Appena due bambini lo chiamarono, l'uomo che innaffiava il prato alzò
la testa.
“Ditemi, c'è
qualche problema?” L'uomo che chiamavano maestro si inginocchiò
per scrutare meglio i bambini attraverso i suoi occhiali.
“Maestro, quand'è
che Lotte ritorna?” La domanda veniva dalla ragazzina. Anche
da lontano, riuscii a vedere un'ombra calare sul viso del maestro.
“Maestro, Lotte
tornerà mai?” Il ragazzino guardava il maestro con
aspettativa, ma il maestro non popoté fare altro che alzare le
sopracciglia e scrollare le spalle. Vennero altri bambini, con
domande simili sui loro volti. Le loro t-shirt bianche erano
tappezzate di macchie collezionate giocando. Riuscivo ad immaginare
anche Lotte lì con loro, con la sua graziosa campanella
gialla.
Quei bambini non avevano
genitori. Vivevano tutti in quella grossa casa con l'uomo che
chiamavano “maestro”.
“Perché ci
mette così tanto? Era già andata via qualche volta,
ma...”
Il maestro mormorò
una scusa, ma i bambini non si facevano ingannare.
“Vogliamo giocare
ancora con Lotte”.
“Magari è
malata”.
“Magari è
ferita!”.
“Scommetto che le
manchiamo”.
“Certo che le
manchiamo!”.
Quando apparve
preoccupazione sul volto dei bambini, il maestro pose loro una
domanda.
“Vi rende tristi
pensare che Lotte sia sola?”
“Certo!”
“Ci manca!”
Il maestro annuì e
continuò.
“Dunque, se Lotte
sapesse quanto ci manca, questo la renderebbe triste, giusto?”
La sua voce era gentile. Osservando da lontano, esitai un momento.
Sapevo che la campanella di Lotte veniva da questo orfanotrofio, ma
non immaginavo che avesse una famiglia come questa. Importava davvero
a qualcuno che se ne fosse andata?
Passata la loro
preoccupazione, i bambini ripresero i loro giochi. Una bambina
lentigginosa con i capelli ricci, però, rimase indietro.
“Ma... noi...”
mormorò guardandosi i piedi. “noi siamo tristi anche se
Lotte non è da sola”.
Il maestro le mise una mano
sulla testa.
“Suppongo che ci siano
cose per le quali non possiamo fare nulla”.
“Io so cosa fai di
notte!” Lo accusò la bambina guardandolo intensamente.
“Se davvero pensassi che non si può fare nulla, non
andresti a cercarla ogni notte dopo che siamo andati a dormire!”
Il maestro le pose svelto un
dito sulle labbra.
“Ognuno si preoccupa
come può”.
“Ma io adesso sono più
preoccupata per te, maestro!”
Il maestro si limitò
ad annuire alle parole della bambina. “Lo so. Mi dispiace”.
Poi, con la canna dell'acqua ancora in mano, guardò il cielo e
disse: “Tra noi, io non sono per niente preoccupando per Lotte.

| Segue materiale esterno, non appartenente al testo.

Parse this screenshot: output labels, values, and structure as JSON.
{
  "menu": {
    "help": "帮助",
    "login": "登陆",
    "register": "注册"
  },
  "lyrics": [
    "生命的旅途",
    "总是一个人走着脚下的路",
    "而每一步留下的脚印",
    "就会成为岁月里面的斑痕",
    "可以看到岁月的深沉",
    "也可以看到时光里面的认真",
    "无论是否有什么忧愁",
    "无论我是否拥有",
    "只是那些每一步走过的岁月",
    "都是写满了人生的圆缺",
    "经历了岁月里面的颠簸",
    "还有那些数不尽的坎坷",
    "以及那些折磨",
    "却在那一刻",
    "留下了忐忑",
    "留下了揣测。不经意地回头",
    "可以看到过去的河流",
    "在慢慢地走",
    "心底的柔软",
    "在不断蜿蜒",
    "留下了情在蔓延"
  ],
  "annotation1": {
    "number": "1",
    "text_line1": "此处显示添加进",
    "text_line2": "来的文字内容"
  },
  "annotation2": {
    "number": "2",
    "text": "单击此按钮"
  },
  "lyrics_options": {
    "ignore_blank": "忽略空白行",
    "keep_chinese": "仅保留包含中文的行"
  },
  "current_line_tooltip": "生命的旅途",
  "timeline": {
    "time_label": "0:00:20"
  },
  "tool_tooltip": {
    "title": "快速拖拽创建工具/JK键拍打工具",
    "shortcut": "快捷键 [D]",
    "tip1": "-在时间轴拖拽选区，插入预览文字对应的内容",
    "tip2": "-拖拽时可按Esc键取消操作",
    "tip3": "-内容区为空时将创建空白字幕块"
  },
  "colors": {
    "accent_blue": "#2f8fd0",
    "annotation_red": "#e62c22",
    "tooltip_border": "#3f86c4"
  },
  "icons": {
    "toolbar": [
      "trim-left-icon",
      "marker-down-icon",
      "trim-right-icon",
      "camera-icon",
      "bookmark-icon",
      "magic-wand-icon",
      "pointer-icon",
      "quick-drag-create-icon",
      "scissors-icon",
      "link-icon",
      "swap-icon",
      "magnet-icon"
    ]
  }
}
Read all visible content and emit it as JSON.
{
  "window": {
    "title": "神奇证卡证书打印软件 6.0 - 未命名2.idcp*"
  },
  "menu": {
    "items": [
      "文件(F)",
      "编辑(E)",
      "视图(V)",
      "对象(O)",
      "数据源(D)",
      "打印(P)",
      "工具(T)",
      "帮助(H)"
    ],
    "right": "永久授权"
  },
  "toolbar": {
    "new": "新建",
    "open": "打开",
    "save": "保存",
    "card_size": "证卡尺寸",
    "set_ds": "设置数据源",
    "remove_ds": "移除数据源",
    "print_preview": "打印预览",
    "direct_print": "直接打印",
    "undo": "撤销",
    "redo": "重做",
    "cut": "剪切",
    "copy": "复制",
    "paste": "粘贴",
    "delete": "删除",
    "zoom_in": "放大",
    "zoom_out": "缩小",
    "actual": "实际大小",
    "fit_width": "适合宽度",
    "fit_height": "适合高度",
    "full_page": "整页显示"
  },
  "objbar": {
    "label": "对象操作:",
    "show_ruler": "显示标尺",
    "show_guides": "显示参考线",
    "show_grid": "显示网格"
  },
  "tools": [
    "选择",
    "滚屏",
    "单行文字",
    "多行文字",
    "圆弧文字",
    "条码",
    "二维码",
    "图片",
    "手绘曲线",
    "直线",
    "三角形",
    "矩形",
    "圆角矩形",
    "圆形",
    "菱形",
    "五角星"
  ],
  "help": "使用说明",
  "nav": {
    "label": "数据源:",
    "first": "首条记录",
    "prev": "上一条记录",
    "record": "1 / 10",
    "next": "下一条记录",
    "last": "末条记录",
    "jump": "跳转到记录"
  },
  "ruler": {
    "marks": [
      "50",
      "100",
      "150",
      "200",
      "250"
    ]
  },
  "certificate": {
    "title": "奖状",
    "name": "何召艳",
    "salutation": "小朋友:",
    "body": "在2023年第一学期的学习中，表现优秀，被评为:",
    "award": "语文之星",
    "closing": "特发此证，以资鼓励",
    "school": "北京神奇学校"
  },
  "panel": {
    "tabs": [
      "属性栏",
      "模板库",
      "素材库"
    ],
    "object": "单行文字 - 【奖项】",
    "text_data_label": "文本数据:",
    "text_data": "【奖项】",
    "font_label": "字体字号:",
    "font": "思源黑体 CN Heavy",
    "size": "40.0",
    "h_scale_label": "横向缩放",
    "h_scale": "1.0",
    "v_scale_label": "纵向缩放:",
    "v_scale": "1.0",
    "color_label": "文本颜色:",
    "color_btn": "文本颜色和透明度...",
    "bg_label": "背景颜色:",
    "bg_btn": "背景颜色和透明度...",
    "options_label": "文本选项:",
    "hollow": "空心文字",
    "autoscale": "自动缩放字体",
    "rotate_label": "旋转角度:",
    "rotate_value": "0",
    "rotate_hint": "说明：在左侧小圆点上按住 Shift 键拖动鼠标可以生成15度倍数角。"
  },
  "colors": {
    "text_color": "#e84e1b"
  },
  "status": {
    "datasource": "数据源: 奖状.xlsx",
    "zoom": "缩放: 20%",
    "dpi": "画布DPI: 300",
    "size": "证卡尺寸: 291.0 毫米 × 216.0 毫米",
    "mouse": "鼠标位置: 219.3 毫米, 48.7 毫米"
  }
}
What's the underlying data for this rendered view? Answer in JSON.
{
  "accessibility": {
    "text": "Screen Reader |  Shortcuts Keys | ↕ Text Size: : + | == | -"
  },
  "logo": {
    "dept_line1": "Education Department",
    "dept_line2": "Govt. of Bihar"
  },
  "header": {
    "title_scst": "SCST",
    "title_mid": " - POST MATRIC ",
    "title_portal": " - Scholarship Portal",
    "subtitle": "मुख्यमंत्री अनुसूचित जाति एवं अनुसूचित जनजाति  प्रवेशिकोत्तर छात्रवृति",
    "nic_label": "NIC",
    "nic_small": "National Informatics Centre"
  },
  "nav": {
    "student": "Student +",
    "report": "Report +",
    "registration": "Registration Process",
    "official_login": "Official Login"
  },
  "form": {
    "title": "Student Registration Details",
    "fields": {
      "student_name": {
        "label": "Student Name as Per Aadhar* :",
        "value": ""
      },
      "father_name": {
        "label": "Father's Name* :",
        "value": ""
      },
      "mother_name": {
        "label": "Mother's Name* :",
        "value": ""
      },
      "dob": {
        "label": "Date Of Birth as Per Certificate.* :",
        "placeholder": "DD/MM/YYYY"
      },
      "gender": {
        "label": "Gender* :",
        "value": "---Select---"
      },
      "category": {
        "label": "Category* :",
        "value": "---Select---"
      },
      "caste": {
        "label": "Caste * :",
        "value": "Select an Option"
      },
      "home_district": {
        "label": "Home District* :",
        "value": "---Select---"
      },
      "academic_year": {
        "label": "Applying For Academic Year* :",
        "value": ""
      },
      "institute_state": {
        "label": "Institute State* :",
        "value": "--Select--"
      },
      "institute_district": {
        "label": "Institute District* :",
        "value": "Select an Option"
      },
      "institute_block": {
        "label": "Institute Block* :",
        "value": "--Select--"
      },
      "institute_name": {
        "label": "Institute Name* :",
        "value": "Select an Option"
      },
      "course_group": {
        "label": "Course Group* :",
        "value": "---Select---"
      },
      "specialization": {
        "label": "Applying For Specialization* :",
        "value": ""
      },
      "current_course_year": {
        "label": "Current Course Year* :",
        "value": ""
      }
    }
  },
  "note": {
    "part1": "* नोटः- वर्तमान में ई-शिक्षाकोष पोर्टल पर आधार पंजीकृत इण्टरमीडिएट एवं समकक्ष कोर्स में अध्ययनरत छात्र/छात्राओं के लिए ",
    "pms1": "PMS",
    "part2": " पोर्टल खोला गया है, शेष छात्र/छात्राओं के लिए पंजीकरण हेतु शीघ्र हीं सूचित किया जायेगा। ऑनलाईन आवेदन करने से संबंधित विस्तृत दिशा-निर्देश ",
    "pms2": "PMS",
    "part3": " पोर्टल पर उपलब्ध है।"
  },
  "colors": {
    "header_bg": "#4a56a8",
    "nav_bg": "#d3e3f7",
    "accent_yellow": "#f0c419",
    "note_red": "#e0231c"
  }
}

Sono sicuro che starà bene anche fuori da queste mura. Il
fatto è che noi siamo la sua famiglia. Sono sicuro che anche è
lei questo importa, perché la famiglia che abbiamo costruito è
l'unica che abbiamo mai avuto. Per quanto mi riguarda, noi siamo la
famiglia di Lotte e, fintanto che anche lei si ricorderà di
questo, tutto andrà bene. E, se devo essere sincero, penso che
prima o poi Lotte tornerà”.
Scese la notte e le luci
dell'orfanotrofio si spensero. Lentamente uscii dalle ombre di fronde
al casolare. Nel momento in cui il maestro mi vide, si fermò.
La luce della luna piena mi rendeva irriconoscibile. Suonai la
campanella, sapendo che era l'unica cosa su cui potessi contare.
“Lotte... sei tu?”.
Sì! Sì, sono
io, Lotte.
“Allora, questo vuol
dire che sei pronta a tornare a casa nostra?”
Ma certo. Se mi volete...
Tornati all'orfanotrofio, la
bambina lentigginosa stava facendo del suo meglio per calmare gli
altri bambini che piangevano per l'assenza del loro maestro. Da
giorni quella ragazzina si era sobbarcata il compito di prendersi
cura di loro durante la notte. Stringendo a sé la bambina, il
maestro annunciò il mio ritorno i quella casa.
Io sono Lotte.
Lotte, dalla campanella
gialla.
Un piccolo membro di questo
orfanotrofio, con una famiglia più grande di quanto chiunque
possa sperare.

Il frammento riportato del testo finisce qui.